前述のように、サーボモータは正確かつ素早く回転する機械ですが、モータ単体だけでは何もできません。モータを動かすためには、司令塔の役割を果たす「プログラマブルコントローラ(PLC)」と、実際にサーボモータを動かす「サーボアンプ」(ドライバ)が基本的には必要です。サーボアンプは、容量ごとに異なるサーボモータの性能を最大限に発揮できるようにチューニングされているため、メーカーによって両者がセットで販売されることが一般的です。
では、具体的にサーボモータは、どのような仕組みで動くのでしょうか?
まず、司令塔であるプログラマブルコントローラから、サーボモータをどう動かすべきか「位置/速度/回転力」についての目標値が出されます。位置なら、ある目標値でピタリと止められます。速度なら、低速から高速まで、一気に目標速度まで加速することが可能です。回転力については、サーボモータにかかる力(負荷)が急に変化しても目標の回転力を維持できます。
このようなプログラマブルコントローラからの目標値を受けるのが「サーボアンプ」です。サーボアンプは、サーボモータが目標値どおりに動くために必要な出力(電力)を供給します。ただし、本当にサーボモータが指令どおりに動いたかどうかは分かりません。そこで、前述のエンコーダが実際のサーボモータの回転位置や速度を検出し、その電気信号をサーボアンプに返します。

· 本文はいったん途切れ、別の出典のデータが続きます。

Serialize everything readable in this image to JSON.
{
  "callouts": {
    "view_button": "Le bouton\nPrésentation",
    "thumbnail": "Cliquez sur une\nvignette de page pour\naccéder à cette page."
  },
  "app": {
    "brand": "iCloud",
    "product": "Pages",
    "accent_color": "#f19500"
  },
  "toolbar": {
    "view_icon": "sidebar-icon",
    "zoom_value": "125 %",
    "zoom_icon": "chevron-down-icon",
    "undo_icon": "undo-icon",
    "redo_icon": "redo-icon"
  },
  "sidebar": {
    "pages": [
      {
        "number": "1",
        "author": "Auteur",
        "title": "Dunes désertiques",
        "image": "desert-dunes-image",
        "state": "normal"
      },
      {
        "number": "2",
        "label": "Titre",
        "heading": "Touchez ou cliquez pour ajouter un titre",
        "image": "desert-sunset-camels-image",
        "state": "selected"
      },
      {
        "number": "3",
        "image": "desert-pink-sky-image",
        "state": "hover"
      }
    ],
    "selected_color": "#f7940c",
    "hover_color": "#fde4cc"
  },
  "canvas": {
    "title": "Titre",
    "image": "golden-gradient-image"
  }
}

この信号のことを「フィードバック信号」(feedback)と呼びます。図の矢印のように、エンコーダがサーボモータからの信号を摂取し(feed)、それをサーボアンプ側に戻すわけです(back)。そして、プログラマブルコントローラから出された目標値とフィードバック信号を比較して、その誤差がゼロに近づくように、サーボモータの出力をうまくコントロールしていくわけです。
図で分かるように、このような制御は、フィードバック信号がサーボアンプ側に戻され、閉じられたループを構成するため、「クローズド・ループ制御」と呼ばれています。サーボモータの最大のメリットである正確な位置/速度/回転力は、このクローズド・ループ制御によって生み出されるのです。